To: mishedlo who wrote (3318)12/12/2003 3:37:31 PM
From: Jim Willie CB  Read Replies (3) | Respond to of 110194
 
to assume Greeny remains in control of STrates is folly

in the exuberant mid 1990's, he was pulled into lowering STrates

later in the 1990's, he was pulled into raising rates

his error is in going too far, after the long end tells him to stop
in July, the long end revolted
he has not stopped
that is precisely his error

you assume he can go counter to the gold price, the USDollar trend, and the CRB index
he cannot

in the next two years, I expect widespread faith in the Fed to be destroyed
and the USDollar will succumb in the process
/ jim



To: mishedlo who wrote (3318)12/12/2003 4:17:06 PM
From: russwinter  Read Replies (2) | Respond to of 110194
 
<He is TELLING THE WHOLE FN WORLD rates are going to be held low, yet everyone wants to bet against it.>

It's a fair bet IMO: today we got $410 gold, $1.00 Cu, $33 oil, $7 NG, the USD below 89, another Baltic freight spike, and on and on. Easy Al can't operate in a vacuum. Rest of the world is in inflation shock mode.



To: mishedlo who wrote (3318)12/14/2003 1:22:56 PM
From: Rarebird  Read Replies (5) | Respond to of 110194
 
< I think a lot of this nonsense is just to get Bush re-elected>

No doubt. However, any glance at the history of currency crises will show that LONG before a nation sports a government deficit and official interest rates as far out of synch as those now displayed by the US, that nation's currency has CRASHED in ruins. Barring a RADICAL change in direction, that fate awaits the US Dollar. Judging by the latest FOMC thoughts, there is no prospect of a change in direction, radical or otherwise.

President Bush has just confirmed (echoing his Treasurer, Mr. Snow) that the US has a "strong Dollar policy". This might just be the catalyst needed for the beleaguered Buck to REALLY go south. With the Fed having all but pledged to keep current US 1.00% interest rates intact until 2005, the Dollar has certainly got its work cut out for it.

On the Gold front, Investors are not yet confident that Gold won't go back BELOW $US 400. The "mini correction" this week followed by the close at a new high will be eating away at that lack of confidence.

I see so much fear in Gold land.
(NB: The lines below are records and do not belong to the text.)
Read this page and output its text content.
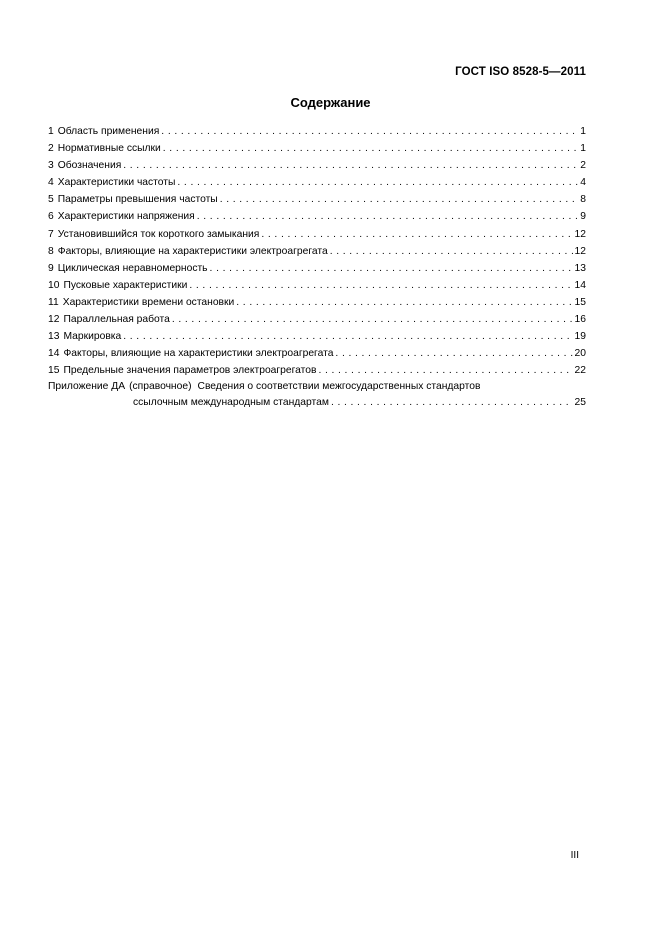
ГОСТ ISO 8528-5—2011
Содержание
1 Область применения . . .	1
2 Нормативные ссылки . . .	1
3 Обозначения . . .	2
4 Характеристики частоты . . .	4
5 Параметры превышения частоты . . .	8
6 Характеристики напряжения . . .	9
7 Установившийся ток короткого замыкания . . .	12
8 Факторы, влияющие на характеристики электроагрегата . . .	12
9 Циклическая неравномерность . . .	13
10 Пусковые характеристики . . .	14
11 Характеристики времени остановки . . .	15
12 Параллельная работа . . .	16
13 Маркировка . . .	19
14 Факторы, влияющие на характеристики электроагрегата . . .	20
15 Предельные значения параметров электроагрегатов . . .	22
Приложение ДА (справочное) Сведения о соответствии межгосударственных стандартов
ссылочным международным стандартам . . .	25
III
That is why Gold stock investors are still looking back at where Gold has been rather than looking forward to where it is going. Fear is still overcoming greed, so far. Gold stocks will take off as soon as investors are confident that Gold is not going back below $US 400. That could take place on any Comex spot future Gold close between $US 410 and 420. A few closes above the old cyclical high in 1996 at $414 should do the trick.

The major potential danger I see is the practice of many banks to play a version of the $US "carry trade" against the $US. These banks are borrowing US Dollars at present VERY low rates to buy Other Foreign Currencies which yield much higher rates on a short-term basis. If this carry trade unravels, and all carry trades of this nature unravel eventually, these other currencies will correct, possibly violently, against the $US.